Matsuo Bashō, Lo stretto sentiero del profondo Nord, traduzione e cura di Chandra Candiani e Asuka Ozumi, Einaudi, pp. 124, € 14.–.


Il cammino di Bashō

Bussole - Il viaggio poetico del maestro dell’albero di banano
/ 30.05.2022
di Claudio Visentin

Matsuo Munefusa era un samurai di basso rango, come tanti. Intorno ai vent’anni, insieme al suo superiore e coetaneo Yoshitada, cominciò ad affiancare la poesia all’esercizio delle armi. Quando nel 1666 Yoshitada morì in giovane età, Matsuo si trasferì a Edo (l’odierna Tokyo), dedicandosi interamente alla meditazione zen e agli studi di poesia e calligrafia.

Dal 1680 abitò una piccola casa appartata, dono di un discepolo; nel giardino fu piantato un albero di banano (in giapponese bashō) e da quel momento Matsuo Munefusa fu per tutti semplicemente Bashō.

Nel 1682 un violento incendio distrusse la casa del banano e da quel momento Bashō decise di trascorrere la maggior parte della sua vita in viaggio, convinto che i continui mutamenti della condizione del viaggiatore − indifeso di fronte agli uomini, ai pericoli e alle intemperie − rispecchino perfettamente la nostra condizione umana, anche quando ci culliamo in un’ingannevole sicurezza.

Bashō trascorse in cammino la maggior parte del 1689, un’esperienza poi confluita nel suo libro di viaggio più famoso, Lo stretto sentiero del profondo Nord, pubblicato postumo nel 1702 dopo una lunga elaborazione negli ultimi anni di vita.

Scrive nel prologo: «I mesi e i giorni sono eterni viandanti, e così gli anni, che vanno e vengono, sono viaggiatori. Per chi trascorre la vita su una barca, per chi invecchia tirando il morso del cavallo, ogni giorno è viaggio, e il viaggio è la sua casa. E molti antichi, un tempo, in viaggio sono periti. Io pure, da chissà quando, sono stato preso dalla brama di errare, invogliato da una nuvola sperduta sospinta dal vento».

Il bagaglio di Bashō è minimo e solo la sua delicatezza d’animo ne aumenta il peso: «Sarei voluto partire spoglio, ma ho dovuto portare con me una veste di carta di riso per proteggermi durante la notte, una di cotone leggero, qualcosa per ripararmi dalla pioggia, inchiostro, pennelli e simili, e infine i doni ricevuti per il viaggio dai miei amici, che proprio non potevo gettare via. Mi erano d’intralcio, ma non avevo altra scelta».

Strada facendo Bashō compone veloci pagine in prosa che si concludono con raffinati haiku, i brevi componimenti poetici in tre versi di sole diciassette sillabe complessive, secondo lo schema 5-7-5. Per esempio intorno al tempio di montagna chiamato Ryūshaku-ji pini secolari si slanciano dal terreno ammantato di muschio vellutato. «In quel panorama magnifico, avvolto da un profondo silenzio, ho sentito il mio cuore farsi cristallino. Nel silenzio / penetra nella pietra / il canto delle cicale».

Le descrizioni di luoghi famosi si alternano a momenti delicati di vita quotidiana. Un’attenzione tutta particolare è riservata alla natura, dalla fioritura dei ciliegi in primavera al rosseggiare delle foglie d’acero in autunno: «Gli uomini del mondo / non notano i fiori / di castagno sulla gronda». Anche le fatiche del viaggio, i dolori del corpo, la pioggia, i miseri alloggi di fortuna sono occasione di poesia: «Pulci, pidocchi / e un cavallo che urina / accanto al guanciale». O ancora: «Notte sotto lo stesso tetto / con donne di piacere / lespedeza e luna».
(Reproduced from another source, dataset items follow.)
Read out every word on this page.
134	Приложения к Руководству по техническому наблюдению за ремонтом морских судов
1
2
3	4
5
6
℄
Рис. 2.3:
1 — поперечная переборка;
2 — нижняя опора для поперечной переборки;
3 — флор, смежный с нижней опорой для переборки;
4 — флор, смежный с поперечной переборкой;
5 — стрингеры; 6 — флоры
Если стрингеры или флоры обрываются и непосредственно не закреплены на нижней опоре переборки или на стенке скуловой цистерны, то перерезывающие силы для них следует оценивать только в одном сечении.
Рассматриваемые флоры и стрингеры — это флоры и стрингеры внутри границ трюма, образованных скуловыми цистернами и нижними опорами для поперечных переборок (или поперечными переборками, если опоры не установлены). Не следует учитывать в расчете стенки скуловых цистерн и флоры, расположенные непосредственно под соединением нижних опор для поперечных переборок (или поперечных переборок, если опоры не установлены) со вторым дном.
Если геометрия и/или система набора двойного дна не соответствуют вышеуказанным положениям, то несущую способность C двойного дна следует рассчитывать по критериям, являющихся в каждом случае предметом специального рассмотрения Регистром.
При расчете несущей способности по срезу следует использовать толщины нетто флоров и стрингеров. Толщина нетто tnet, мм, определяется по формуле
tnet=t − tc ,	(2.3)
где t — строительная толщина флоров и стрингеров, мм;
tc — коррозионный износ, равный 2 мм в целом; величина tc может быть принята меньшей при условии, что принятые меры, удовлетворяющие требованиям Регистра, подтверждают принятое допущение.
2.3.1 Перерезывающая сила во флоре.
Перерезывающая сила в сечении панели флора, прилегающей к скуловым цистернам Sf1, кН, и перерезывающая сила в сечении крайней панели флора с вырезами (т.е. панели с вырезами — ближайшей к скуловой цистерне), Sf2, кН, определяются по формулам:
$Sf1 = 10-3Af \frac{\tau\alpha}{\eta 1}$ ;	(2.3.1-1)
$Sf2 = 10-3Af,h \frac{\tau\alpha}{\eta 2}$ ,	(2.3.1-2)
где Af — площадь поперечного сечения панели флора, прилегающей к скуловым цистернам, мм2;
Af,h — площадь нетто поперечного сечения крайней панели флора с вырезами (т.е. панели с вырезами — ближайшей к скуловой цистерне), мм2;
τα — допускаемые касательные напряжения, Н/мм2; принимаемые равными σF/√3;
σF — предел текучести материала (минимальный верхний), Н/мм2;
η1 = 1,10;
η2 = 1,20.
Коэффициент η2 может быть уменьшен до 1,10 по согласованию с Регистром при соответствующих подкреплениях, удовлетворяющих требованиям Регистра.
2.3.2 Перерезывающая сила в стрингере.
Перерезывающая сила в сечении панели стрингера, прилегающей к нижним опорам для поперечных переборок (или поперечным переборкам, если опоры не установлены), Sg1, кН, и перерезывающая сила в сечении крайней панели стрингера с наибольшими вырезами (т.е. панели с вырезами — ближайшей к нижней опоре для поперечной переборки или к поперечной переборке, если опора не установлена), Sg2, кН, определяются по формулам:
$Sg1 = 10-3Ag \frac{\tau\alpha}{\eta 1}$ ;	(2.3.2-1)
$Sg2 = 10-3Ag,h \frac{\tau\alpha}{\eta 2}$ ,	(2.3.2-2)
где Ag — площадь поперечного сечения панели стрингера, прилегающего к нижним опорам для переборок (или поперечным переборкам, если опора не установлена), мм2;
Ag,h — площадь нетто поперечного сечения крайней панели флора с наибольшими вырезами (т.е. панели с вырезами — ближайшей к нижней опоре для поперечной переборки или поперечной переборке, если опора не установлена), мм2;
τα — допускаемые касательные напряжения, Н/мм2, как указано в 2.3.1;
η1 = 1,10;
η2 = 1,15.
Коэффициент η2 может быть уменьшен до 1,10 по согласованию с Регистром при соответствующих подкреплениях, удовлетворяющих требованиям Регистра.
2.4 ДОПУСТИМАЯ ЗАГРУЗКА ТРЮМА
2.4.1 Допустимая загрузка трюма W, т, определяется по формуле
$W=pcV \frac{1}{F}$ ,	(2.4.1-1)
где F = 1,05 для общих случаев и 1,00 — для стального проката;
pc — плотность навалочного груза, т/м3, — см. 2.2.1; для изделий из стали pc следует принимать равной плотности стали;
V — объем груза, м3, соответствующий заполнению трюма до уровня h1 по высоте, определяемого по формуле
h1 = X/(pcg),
Tornato a Edo, i discepoli costruirono per lui una nuova dimora, dove il poeta visse per qualche tempo in modo ancora più solitario e frugale che in passato. Ma nella primavera del 1694, quando contava ormai cinquant’anni, Bashō partì nuovamente, questa volta diretto a sud. E proprio in viaggio la morte lo colse nei pressi di Osaka. Pochi giorni prima aveva scritto il suo ultimo haiku: «Malato durante un viaggio / sui campi riarsi i sogni / vanno errando».